Open Moredread opened 10 years ago
Is this because Arepo uses native endianness instead of something machine-independent? Is there a flag in Arepo to override such behaviour?
I have to look at the source. There is switiching of endiness in some parts I have seen, so it might be, that little endiness is the default for output files. In that case we should also make sure to be machine independend.
The current code is machine-independent as per the Python specs for binary data formatting. We should just make sure to either make this a flag (perhaps detecting and suggesting native endianness) or suggest in the docs to configure Arepo to always read in little endian.
No, atm we are not machine independent, as the splitting of the long long ntotal fields needs to be aware of endiness.

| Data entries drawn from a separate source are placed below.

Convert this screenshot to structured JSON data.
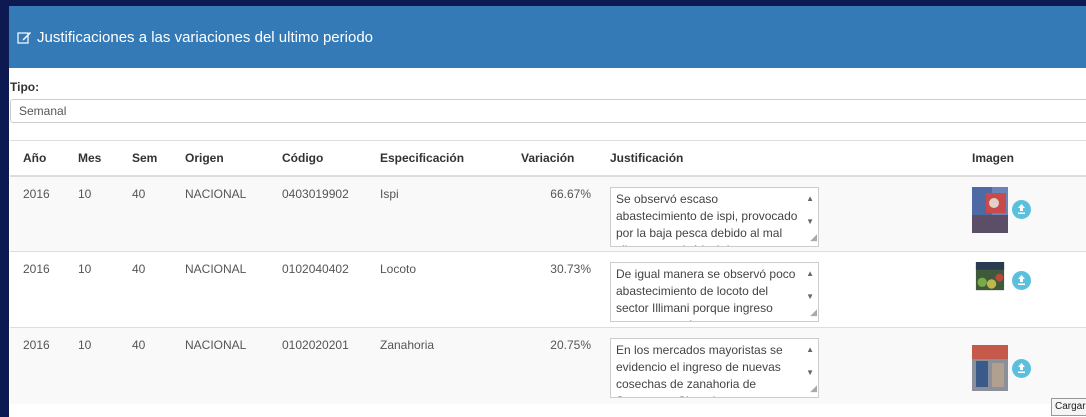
{
  "panel": {
    "title": "Justificaciones a las variaciones del ultimo periodo",
    "title_icon": "edit-icon"
  },
  "tipo": {
    "label": "Tipo:",
    "selected": "Semanal"
  },
  "table": {
    "headers": [
      "Año",
      "Mes",
      "Sem",
      "Origen",
      "Código",
      "Especificación",
      "Variación",
      "Justificación",
      "Imagen"
    ],
    "rows": [
      {
        "anio": "2016",
        "mes": "10",
        "sem": "40",
        "origen": "NACIONAL",
        "codigo": "0403019902",
        "especificacion": "Ispi",
        "variacion": "66.67%",
        "justificacion": "Se observó escaso abastecimiento de ispi, provocado por la baja pesca  debido al mal clima, se cotizó ispi de Copacabana."
      },
      {
        "anio": "2016",
        "mes": "10",
        "sem": "40",
        "origen": "NACIONAL",
        "codigo": "0102040402",
        "especificacion": "Locoto",
        "variacion": "30.73%",
        "justificacion": "De igual manera se observó poco abastecimiento de locoto del sector Illimani porque ingreso nuevas cosechas."
      },
      {
        "anio": "2016",
        "mes": "10",
        "sem": "40",
        "origen": "NACIONAL",
        "codigo": "0102020201",
        "especificacion": "Zanahoria",
        "variacion": "20.75%",
        "justificacion": "En los mercados mayoristas  se evidencio el ingreso de nuevas cosechas de zanahoria de Sotomayor Chuquisaca."
      }
    ]
  },
  "tooltip": "Cargar",
  "colors": {
    "header_bg": "#337ab7",
    "upload_button": "#5bc0de",
    "frame": "#0d1a52"
  }
}
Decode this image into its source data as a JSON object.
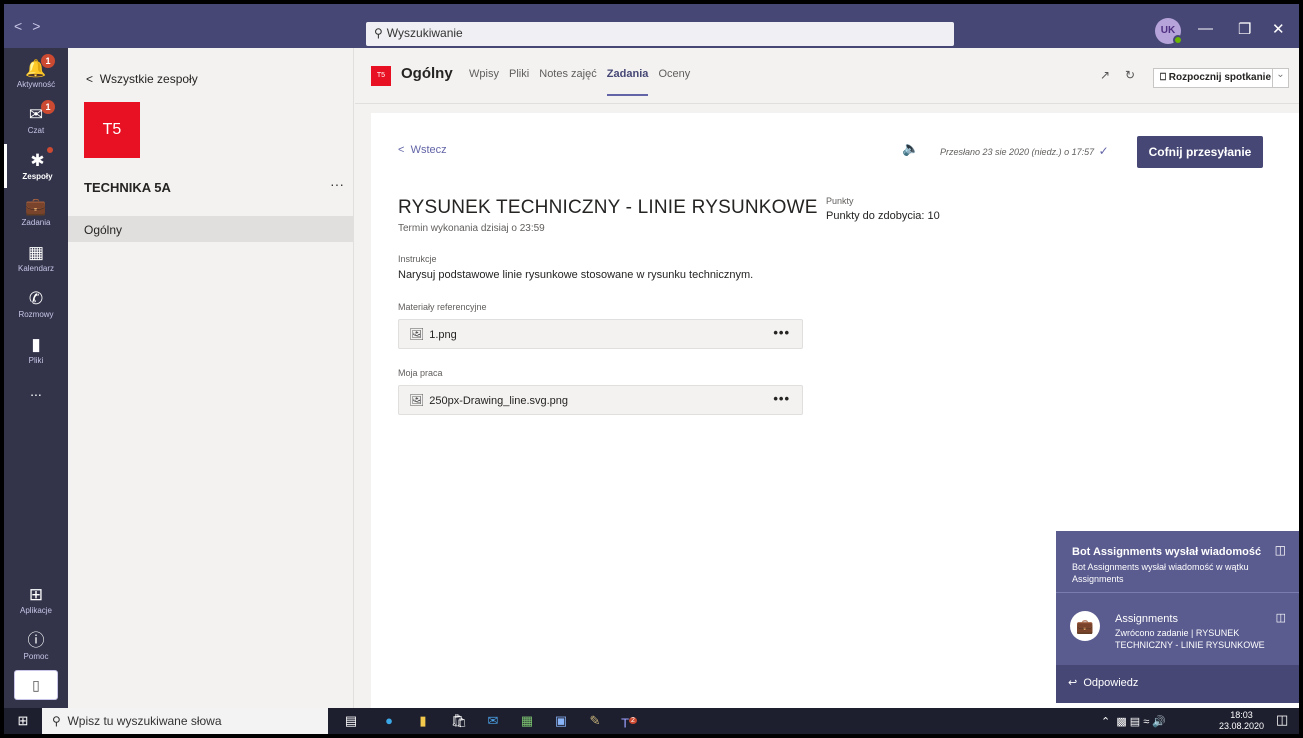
{
  "window": {
    "nav_back": "<",
    "nav_fwd": ">",
    "search_placeholder": "Wyszukiwanie",
    "avatar_initials": "UK",
    "minimize": "—",
    "restore": "❐",
    "close": "✕"
  },
  "rail": {
    "items": [
      {
        "label": "Aktywność",
        "icon": "bell-icon",
        "badge": "1"
      },
      {
        "label": "Czat",
        "icon": "chat-icon",
        "badge": "1"
      },
      {
        "label": "Zespoły",
        "icon": "teams-icon",
        "badge": ""
      },
      {
        "label": "Zadania",
        "icon": "assignments-icon",
        "badge": ""
      },
      {
        "label": "Kalendarz",
        "icon": "calendar-icon",
        "badge": ""
      },
      {
        "label": "Rozmowy",
        "icon": "phone-icon",
        "badge": ""
      },
      {
        "label": "Pliki",
        "icon": "files-icon",
        "badge": ""
      },
      {
        "label": "...",
        "icon": "more-icon",
        "badge": ""
      }
    ],
    "apps_label": "Aplikacje",
    "help_label": "Pomoc"
  },
  "team": {
    "back_label": "Wszystkie zespoły",
    "tile": "T5",
    "name": "TECHNIKA 5A",
    "more": "···",
    "channels": [
      "Ogólny"
    ]
  },
  "channel_header": {
    "tile": "T5",
    "title": "Ogólny",
    "tabs": [
      "Wpisy",
      "Pliki",
      "Notes zajęć",
      "Zadania",
      "Oceny"
    ],
    "active_tab": "Zadania",
    "meet_button": "Rozpocznij spotkanie"
  },
  "assignment": {
    "back_label": "Wstecz",
    "submitted_text": "Przesłano 23 sie 2020 (niedz.) o 17:57",
    "undo_button": "Cofnij przesyłanie",
    "title": "RYSUNEK TECHNICZNY - LINIE RYSUNKOWE",
    "due": "Termin wykonania dzisiaj o 23:59",
    "points_label": "Punkty",
    "points_value": "Punkty do zdobycia: 10",
    "instructions_label": "Instrukcje",
    "instructions": "Narysuj podstawowe linie rysunkowe stosowane w rysunku technicznym.",
    "reference_label": "Materiały referencyjne",
    "reference_file": "1.png",
    "mywork_label": "Moja praca",
    "mywork_file": "250px-Drawing_line.svg.png",
    "file_more": "•••"
  },
  "notification": {
    "title": "Bot Assignments wysłał wiadomość",
    "subtitle": "Bot Assignments wysłał wiadomość w wątku Assignments",
    "sender": "Assignments",
    "message": "Zwrócono zadanie | RYSUNEK TECHNICZNY - LINIE RYSUNKOWE",
    "reply": "Odpowiedz"
  },
  "taskbar": {
    "search_placeholder": "Wpisz tu wyszukiwane słowa",
    "teams_badge": "2",
    "time": "18:03",
    "date": "23.08.2020"
  }
}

Oh, you're right… it's jelly's fault. So, we could use a fixed endianness explicitly. Is this what Arepo does by default? From what you said it should be little-endian, so we could simply prefix all our format strings with a <
, right?
It seems like Arepo uses native endiness, but allow to convert IC files automatically with the option AUTO_SWAP_ENDIAN_READIC, but there doesn't seem to be an equivalent option for writing snapshots and restartfiles. So we need to handle it when parsing files.
For now we should document this and only write little endiness (with <). If someone needs big endiness we can add it later.
Or we should make the choice explicit, not implict when run on a big endian machine.
We can warn in that case though.
Currently the code (esp. the header generation) will produce garbage on big endian systems. Either we should fix this or fail on such systems.